2 Corinthians 5:17-21 Therefore if anyone is in Christ, he is a new creature; the old things passed away; behold, new things have come. Now all these things are from God, who reconciled us to Himself through Christ and gave us the ministry of reconciliation, namely, that God was in Christ reconciling the world to Himself, not counting their trespasses against them, and He has committed to us the word of reconciliation. Therefore, we are ambassadors for Christ, as though God were making an appeal through us; we beg you on behalf of Christ, be reconciled to God. He made Him who knew no sin to be sin on our behalf, so that we might become the righteousness of God in Him.
There is no greater mystery in heaven, confounding all the angels, than that Jesus Christ who was sinless could step into the winepress of the wrath of God and open a pathway of redemption to all who would put their life into his hands.
Matthew 26:27-28 And he took a cup, and when he had given thanks he gave it to them, saying, “Drink of it, all of you, for this is my blood of the covenant, which is poured out for many for the forgiveness of sins.”
The picture is gets dark at this point. Jesus take Peter, James and John and retires to the garden to pray.
Matthew 26:39 And going a little farther he fell on his face and prayed, saying, “My Father, if it be possible, let this cup pass from me; nevertheless, not as I will, but as you will.”
Luke, who had spent time with Peter, adds that as Jesus prayed he was in great agony, to the point that great drops of sweat and blood fell to the ground Luke 22:43 .
Isaiah 53:10 (NASB) But the LORD was pleased To crush Him, putting Him to grief; If He would render Himself as a guilt offering
Luke 9:51 When the days drew near for him to be taken up, he set his face to go to Jerusalem.

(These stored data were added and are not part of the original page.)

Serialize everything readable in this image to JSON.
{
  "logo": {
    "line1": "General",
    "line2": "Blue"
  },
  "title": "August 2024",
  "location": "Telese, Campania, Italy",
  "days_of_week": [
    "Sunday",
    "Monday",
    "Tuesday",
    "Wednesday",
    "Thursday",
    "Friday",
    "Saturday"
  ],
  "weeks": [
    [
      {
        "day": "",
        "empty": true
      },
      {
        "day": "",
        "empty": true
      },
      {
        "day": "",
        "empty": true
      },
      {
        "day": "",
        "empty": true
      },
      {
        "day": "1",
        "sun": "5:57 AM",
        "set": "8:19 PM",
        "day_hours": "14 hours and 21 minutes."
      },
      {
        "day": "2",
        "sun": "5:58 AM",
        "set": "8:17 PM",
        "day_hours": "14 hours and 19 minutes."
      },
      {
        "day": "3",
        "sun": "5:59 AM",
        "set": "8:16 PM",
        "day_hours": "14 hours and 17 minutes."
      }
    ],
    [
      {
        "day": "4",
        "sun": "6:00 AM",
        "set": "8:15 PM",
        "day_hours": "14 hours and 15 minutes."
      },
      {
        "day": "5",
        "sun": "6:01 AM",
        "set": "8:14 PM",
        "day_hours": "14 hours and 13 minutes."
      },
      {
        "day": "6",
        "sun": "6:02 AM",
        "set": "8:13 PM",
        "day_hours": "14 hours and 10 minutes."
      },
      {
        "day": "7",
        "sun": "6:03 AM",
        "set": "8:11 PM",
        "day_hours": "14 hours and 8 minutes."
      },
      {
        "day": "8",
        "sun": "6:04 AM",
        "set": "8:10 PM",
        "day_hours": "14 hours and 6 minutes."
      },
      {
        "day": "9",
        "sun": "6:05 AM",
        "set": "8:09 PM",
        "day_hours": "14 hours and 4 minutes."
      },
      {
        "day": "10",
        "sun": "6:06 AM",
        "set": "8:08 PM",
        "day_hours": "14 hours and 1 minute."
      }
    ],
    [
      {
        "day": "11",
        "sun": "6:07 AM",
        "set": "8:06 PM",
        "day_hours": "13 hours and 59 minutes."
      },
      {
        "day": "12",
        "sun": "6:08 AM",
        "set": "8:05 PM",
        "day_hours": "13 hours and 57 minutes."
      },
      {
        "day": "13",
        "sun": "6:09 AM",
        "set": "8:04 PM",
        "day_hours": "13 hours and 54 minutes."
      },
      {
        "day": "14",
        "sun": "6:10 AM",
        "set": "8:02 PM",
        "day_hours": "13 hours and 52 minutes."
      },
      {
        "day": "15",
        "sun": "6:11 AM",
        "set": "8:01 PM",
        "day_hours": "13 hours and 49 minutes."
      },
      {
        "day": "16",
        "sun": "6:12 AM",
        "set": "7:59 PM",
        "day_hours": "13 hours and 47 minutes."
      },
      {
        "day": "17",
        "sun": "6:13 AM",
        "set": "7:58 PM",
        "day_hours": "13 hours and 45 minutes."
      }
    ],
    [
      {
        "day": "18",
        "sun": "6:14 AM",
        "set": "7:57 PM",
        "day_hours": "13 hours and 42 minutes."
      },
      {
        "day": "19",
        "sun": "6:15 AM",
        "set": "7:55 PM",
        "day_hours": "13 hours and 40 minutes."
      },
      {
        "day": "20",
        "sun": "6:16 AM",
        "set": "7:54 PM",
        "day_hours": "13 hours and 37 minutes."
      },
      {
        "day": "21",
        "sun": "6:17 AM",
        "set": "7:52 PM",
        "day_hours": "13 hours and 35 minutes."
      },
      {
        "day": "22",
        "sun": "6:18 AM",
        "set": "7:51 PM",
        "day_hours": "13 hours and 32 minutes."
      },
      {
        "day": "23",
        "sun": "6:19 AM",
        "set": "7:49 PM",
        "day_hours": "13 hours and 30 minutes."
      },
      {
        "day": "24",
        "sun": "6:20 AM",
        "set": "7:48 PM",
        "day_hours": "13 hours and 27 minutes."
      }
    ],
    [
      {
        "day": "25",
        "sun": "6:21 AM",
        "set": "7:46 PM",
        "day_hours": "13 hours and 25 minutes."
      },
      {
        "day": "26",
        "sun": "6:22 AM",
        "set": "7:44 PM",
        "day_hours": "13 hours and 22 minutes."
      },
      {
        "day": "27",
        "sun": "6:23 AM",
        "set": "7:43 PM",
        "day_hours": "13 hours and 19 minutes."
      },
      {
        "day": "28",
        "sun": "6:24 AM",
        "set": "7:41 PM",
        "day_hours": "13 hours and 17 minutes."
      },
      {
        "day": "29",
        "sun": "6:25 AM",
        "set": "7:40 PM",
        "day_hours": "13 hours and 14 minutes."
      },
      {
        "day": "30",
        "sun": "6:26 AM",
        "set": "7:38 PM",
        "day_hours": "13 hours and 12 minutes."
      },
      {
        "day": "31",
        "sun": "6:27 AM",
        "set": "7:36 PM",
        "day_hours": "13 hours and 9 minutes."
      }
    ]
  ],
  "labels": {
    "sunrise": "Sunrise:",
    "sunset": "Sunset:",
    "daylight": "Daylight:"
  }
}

God the Father knew what He was asking of Jesus. Jesus knew the cost. He sets himself on this difficult course, The wording here echoes Isaiah, “I have set my face like a flint” (Isaiah 50:7). So the wording in Isaiah 53:10 “the LORD was pleased To crush Him” seems a little shocking. I have chosen the strongest wording from the various translations to make the point. God the Father wanted this redemption process to proceed. He did not want Jesus to suffer, He wanted you and me to be set free from the wrath incurred because of our life's fruit.
Jesus, the sinless son of God, was crushed in the winepress of God's wrath, and resurrected three days later. Anyone who places themselves in the hands of Jesus Christ has already faced the winepress and been redeemed. The cup of wine that we use to celebrate this eucharist represents the life-giving off-pouring of this crushing, the wine of the new covenant.
It is in this context that the image of the soldier piercing the side of Christ popped into my head. It says, “at once there came out blood and water” (John 19:34). Why blood and water? Blood is obvious. But water? I've heard the explanations about a clear liquid coming out of the pericardium, but why does scripture note this detail?
The whole question seemed a rabbit trail, until I put before the Lord. The immediate image I got was that of Revelation 22, the river flowing from the throne of God for healing. Jesus tells Nicodemus, “For God so loved the world, that he gave his only Son, that whoever believes in him should not perish but have eternal life.” (John 3:16). Historical the church has made the connection that those waters represent the waters of baptism into a new eternal life.
1 John 5:6-8 This is he who came by water and blood—Jesus Christ; not by the water only but by the water and the blood.
And the Spirit is the one who testifies, because the Spirit is the truth. For there are three that testify: the Spirit and the water and the blood; and these three agree.